Here are some additional tips you might consider if you have a large backyard garden:
- Rake leaves. Left on the lawn, they will cut off sunlight to the grass and trap moisture, encouraging fungus diseases. But don't discard them if you have a place to start a compost pile. Shredded and broken down for a few months, they are prime organic matter to improve your soil.
- Spread finished compost on perennial, vegetable beds or on the lawn to enrich the soil and make room for the new crop of leaves. Half-finished compost should go back in the pile with the new leaves as well as old annual, perennial and vegetable plants.
- Weeds may die when frost hits, but their seeds survive in the soil. So pull all you see and discard them in the compost or put them into the landscape waste.
- Tidy up. Any plant you suspect might be diseased should go in the landscape waste including diseased tree and shrub leaves. Otherwise, removing the stalks and foliage of perennials is a matter of taste: Cut them down if you are the neat type, or leave them if you like the look. Most people leave ornamental grasses standing.

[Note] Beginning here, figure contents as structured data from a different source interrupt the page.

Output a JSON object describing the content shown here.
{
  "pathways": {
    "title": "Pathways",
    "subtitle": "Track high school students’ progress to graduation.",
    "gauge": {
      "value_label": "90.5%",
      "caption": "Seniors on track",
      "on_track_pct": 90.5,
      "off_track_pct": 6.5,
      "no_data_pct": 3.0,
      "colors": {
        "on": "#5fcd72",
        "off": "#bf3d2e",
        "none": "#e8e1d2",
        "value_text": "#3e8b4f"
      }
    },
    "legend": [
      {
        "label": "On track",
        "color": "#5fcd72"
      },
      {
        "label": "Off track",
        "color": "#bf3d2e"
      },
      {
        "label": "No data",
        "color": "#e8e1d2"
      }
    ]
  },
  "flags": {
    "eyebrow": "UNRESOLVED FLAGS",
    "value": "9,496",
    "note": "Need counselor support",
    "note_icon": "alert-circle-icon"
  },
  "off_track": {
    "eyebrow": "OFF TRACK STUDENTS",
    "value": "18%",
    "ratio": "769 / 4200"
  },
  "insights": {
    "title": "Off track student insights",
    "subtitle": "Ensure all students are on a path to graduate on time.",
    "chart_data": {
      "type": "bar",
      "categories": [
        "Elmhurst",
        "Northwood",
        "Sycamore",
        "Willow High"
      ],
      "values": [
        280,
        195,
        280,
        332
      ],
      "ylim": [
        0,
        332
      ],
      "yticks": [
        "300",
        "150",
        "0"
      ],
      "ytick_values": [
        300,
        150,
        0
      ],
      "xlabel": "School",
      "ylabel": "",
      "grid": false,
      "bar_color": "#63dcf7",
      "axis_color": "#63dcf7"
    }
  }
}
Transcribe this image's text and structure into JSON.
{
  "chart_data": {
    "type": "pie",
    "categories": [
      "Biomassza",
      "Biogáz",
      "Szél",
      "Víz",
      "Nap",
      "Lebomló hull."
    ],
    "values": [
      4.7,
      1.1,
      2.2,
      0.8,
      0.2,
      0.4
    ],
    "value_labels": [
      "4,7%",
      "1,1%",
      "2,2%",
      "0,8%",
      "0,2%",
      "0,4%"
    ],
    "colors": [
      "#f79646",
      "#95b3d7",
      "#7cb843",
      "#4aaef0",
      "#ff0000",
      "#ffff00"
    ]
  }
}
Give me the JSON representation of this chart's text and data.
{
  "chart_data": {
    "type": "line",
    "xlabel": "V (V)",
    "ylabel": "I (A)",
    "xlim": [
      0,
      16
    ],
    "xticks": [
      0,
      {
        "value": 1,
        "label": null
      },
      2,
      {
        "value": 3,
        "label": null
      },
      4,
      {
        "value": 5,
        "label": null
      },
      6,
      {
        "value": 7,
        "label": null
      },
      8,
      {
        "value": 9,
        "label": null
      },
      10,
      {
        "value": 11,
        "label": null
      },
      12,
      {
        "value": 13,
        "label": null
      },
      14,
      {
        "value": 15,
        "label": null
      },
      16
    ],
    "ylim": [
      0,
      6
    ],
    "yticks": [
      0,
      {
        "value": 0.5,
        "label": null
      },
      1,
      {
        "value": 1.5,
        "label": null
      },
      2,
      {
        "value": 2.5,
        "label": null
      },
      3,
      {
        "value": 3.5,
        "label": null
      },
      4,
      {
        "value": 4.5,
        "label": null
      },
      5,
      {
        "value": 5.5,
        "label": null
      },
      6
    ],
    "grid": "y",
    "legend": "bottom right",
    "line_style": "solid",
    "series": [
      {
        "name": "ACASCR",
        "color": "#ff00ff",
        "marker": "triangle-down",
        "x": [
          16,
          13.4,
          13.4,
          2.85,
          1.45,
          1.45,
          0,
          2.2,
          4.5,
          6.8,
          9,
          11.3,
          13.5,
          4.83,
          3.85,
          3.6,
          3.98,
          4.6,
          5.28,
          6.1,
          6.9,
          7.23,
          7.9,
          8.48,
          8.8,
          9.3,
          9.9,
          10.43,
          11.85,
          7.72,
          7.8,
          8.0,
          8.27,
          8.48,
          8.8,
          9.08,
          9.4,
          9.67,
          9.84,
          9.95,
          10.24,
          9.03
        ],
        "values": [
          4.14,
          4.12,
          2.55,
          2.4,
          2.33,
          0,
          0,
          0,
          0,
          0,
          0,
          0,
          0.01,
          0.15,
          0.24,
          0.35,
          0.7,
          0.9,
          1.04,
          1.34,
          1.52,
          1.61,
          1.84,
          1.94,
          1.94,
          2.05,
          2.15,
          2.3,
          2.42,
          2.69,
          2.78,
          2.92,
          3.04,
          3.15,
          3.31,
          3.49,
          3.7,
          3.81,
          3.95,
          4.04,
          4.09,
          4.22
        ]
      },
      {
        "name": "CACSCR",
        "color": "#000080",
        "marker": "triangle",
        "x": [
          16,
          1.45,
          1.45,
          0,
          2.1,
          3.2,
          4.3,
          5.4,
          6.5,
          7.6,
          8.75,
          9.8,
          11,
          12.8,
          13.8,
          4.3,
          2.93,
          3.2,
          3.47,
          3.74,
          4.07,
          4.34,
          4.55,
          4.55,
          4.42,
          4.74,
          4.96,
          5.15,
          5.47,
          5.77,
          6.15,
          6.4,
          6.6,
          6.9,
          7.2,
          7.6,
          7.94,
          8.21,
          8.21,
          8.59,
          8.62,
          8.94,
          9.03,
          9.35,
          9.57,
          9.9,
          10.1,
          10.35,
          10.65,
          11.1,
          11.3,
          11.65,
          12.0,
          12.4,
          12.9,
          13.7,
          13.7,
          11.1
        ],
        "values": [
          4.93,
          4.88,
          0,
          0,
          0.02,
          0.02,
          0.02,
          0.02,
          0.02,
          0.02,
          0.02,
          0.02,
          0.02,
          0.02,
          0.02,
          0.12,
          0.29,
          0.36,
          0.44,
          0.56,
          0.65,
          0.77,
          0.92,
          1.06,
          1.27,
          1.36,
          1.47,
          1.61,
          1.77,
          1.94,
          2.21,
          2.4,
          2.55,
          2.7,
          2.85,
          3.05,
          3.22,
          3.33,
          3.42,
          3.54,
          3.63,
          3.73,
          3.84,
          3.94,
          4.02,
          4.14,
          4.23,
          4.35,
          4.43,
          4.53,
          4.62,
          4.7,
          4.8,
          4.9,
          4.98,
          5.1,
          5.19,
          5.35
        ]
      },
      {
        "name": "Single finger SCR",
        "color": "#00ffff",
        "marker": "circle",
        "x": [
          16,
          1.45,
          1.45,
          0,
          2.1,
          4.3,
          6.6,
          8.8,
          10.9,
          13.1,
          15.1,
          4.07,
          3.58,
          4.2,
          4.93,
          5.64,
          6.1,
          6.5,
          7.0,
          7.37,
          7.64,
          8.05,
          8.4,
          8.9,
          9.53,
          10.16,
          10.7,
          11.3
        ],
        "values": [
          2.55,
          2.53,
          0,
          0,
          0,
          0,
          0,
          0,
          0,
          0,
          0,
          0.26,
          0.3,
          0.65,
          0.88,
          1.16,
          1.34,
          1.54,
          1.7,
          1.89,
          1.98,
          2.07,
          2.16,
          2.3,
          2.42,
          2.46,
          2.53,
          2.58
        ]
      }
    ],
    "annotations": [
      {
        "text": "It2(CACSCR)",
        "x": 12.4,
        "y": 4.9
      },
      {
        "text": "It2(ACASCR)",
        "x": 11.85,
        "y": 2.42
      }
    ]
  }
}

- Clear out the vegetable garden.
- Put diseased plants in the landscape waste and the rest in the compost. Dig composted manure or other organic matter into the vegetable bed so by spring it will be nicely broken down in the soil. And once you've tidied up, plant your winter crops.
If you are someone that does a container gardening make sure to take out all dead plant material and dirt. You will want to wash out your pots and store them for next year. When doing container gardens you will want fresh dirt every year to ensure healthy growth of your new plants and seeds.